After hurling thank yous around like pennies, Rossi, the chief executive officer of Marshalls, repeated something he had said a few days earlier, "We want to make this bigger than the New York (City) Marathon...," Rossi said amid a roar of applause of the Marshalls Feaster Five runners and walkers "with 25,000 people here! In Andover!" Don't Laugh.
Yeah Rossi was caught up in euphoria of being around 7,000 excited people,and it might be argues 25,000 people couldn't fit into Andover at one time, but there was truth in the euphoria.
It was just six years ago from yesterday that the Merrimack Valley Striders running club gambled on sponsoring a road race on Thanksgiving Day, and about 500 people yawned their way to the starting line.
The next thing we knew there were sweatshirts, apple pies, Joan Benoit-Samuelson and 5,100 people.
Those were the days.
"It's not just the race has grown," said race director Dave McGillivray, whose involvement started last year. "It's that it has grown exponentially. In fact three days before the race (yesterday) I had already started writing up a critique of this year's event... There are so many things we could do to make it bigger."
One option is prize money and a competitive field, which would add spice and probable interest from a television deal. If you're thinking live or even taped on ESPN, you're getting warm.
Another is a parade, which could possibly coincide with the race, thereby creating an even more exciting day for the town.
There are ways to get more money to charities, allowing runners/walkers to submit sponsorship money instead.

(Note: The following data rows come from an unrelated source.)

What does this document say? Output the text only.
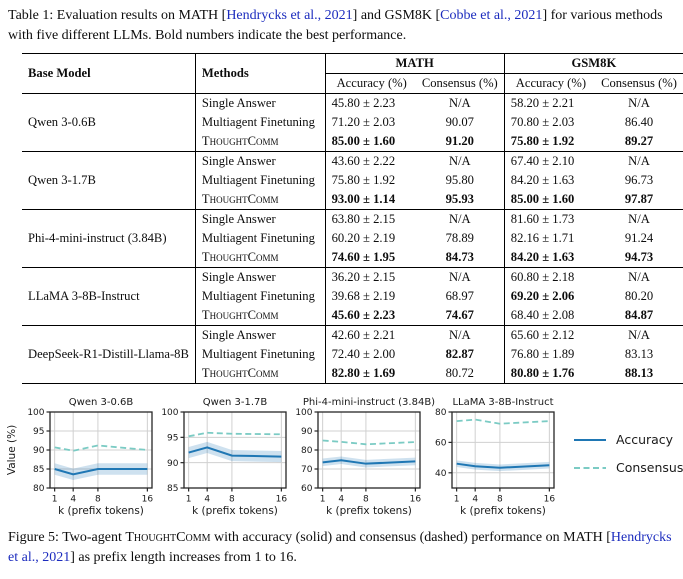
Table 1: Evaluation results on MATH [Hendrycks et al., 2021] and GSM8K [Cobbe et al., 2021] for various methods with five different LLMs. Bold numbers indicate the best performance.
Base Model	Methods	MATH		GSM8K	
		Accuracy (%)	Consensus (%)	Accuracy (%)	Consensus (%)
Qwen 3-0.6B	Single Answer	45.80 ± 2.23	N/A	58.20 ± 2.21	N/A
	Multiagent Finetuning	71.20 ± 2.03	90.07	70.80 ± 2.03	86.40
	ThoughtComm	85.00 ± 1.60	91.20	75.80 ± 1.92	89.27
Qwen 3-1.7B	Single Answer	43.60 ± 2.22	N/A	67.40 ± 2.10	N/A
	Multiagent Finetuning	75.80 ± 1.92	95.80	84.20 ± 1.63	96.73
	ThoughtComm	93.00 ± 1.14	95.93	85.00 ± 1.60	97.87
Phi-4-mini-instruct (3.84B)	Single Answer	63.80 ± 2.15	N/A	81.60 ± 1.73	N/A
	Multiagent Finetuning	60.20 ± 2.19	78.89	82.16 ± 1.71	91.24
	ThoughtComm	74.60 ± 1.95	84.73	84.20 ± 1.63	94.73
LLaMA 3-8B-Instruct	Single Answer	36.20 ± 2.15	N/A	60.80 ± 2.18	N/A
	Multiagent Finetuning	39.68 ± 2.19	68.97	69.20 ± 2.06	80.20
	ThoughtComm	45.60 ± 2.23	74.67	68.40 ± 2.08	84.87
DeepSeek-R1-Distill-Llama-8B	Single Answer	42.60 ± 2.21	N/A	65.60 ± 2.12	N/A
	Multiagent Finetuning	72.40 ± 2.00	82.87	76.80 ± 1.89	83.13
	ThoughtComm	82.80 ± 1.69	80.72	80.80 ± 1.76	88.13
80
85
90
95
100
1 4 8	16
Qwen 3-0.6B
k (prefix tokens)
Value (%)
85
90
95
100
1 4 8	16
Qwen 3-1.7B
k (prefix tokens)
60
70
80
90
100
1 4 8	16
Phi-4-mini-instruct (3.84B)
k (prefix tokens)
40
60
80
1 4 8	16
LLaMA 3-8B-Instruct
k (prefix tokens)
Accuracy
Consensus
Figure 5: Two-agent ThoughtComm with accuracy (solid) and consensus (dashed) performance on MATH [Hendrycks et al., 2021] as prefix length increases from 1 to 16.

McGillivray is the right person to the the race through to its saturation point. If he can get 15,000 (runners and workers) in an out of don't-blink-or-you'll-miss-it Hopkinton for the Boston Marathon, without a hitch, he has wonderous talents.
The person who originated the "crazy idea" of a race on Thanksgiving Day", Bill Pennington of the race sponsoring Merrimack Valley Striders, said McGillivray expertise is the reason it has grown "exponentially".
"I can control 10, 20 and 30 thousand people," said McGillivray. "It comes down to expectations of the participants. The lines will be longer, traffic jams, etc... That's not the only issue".
McGillivray realizes that the attraction for a few thousand of the people who braved the chilly climate yesterday is the friendly, comfortable feeling you don't get in the big city races.
"We'd definetely have to take that into consideration," said McGillivray.
It would mean the apple pie and sweatshirt have to stay. And so does the emphasis on family.
Simply by word of mouth and continuing minor improvements -- ans as long as McGillivray, Andover town officals and Marshalls are thinking in the same direction -- the Feaster Five will go nowhere but up.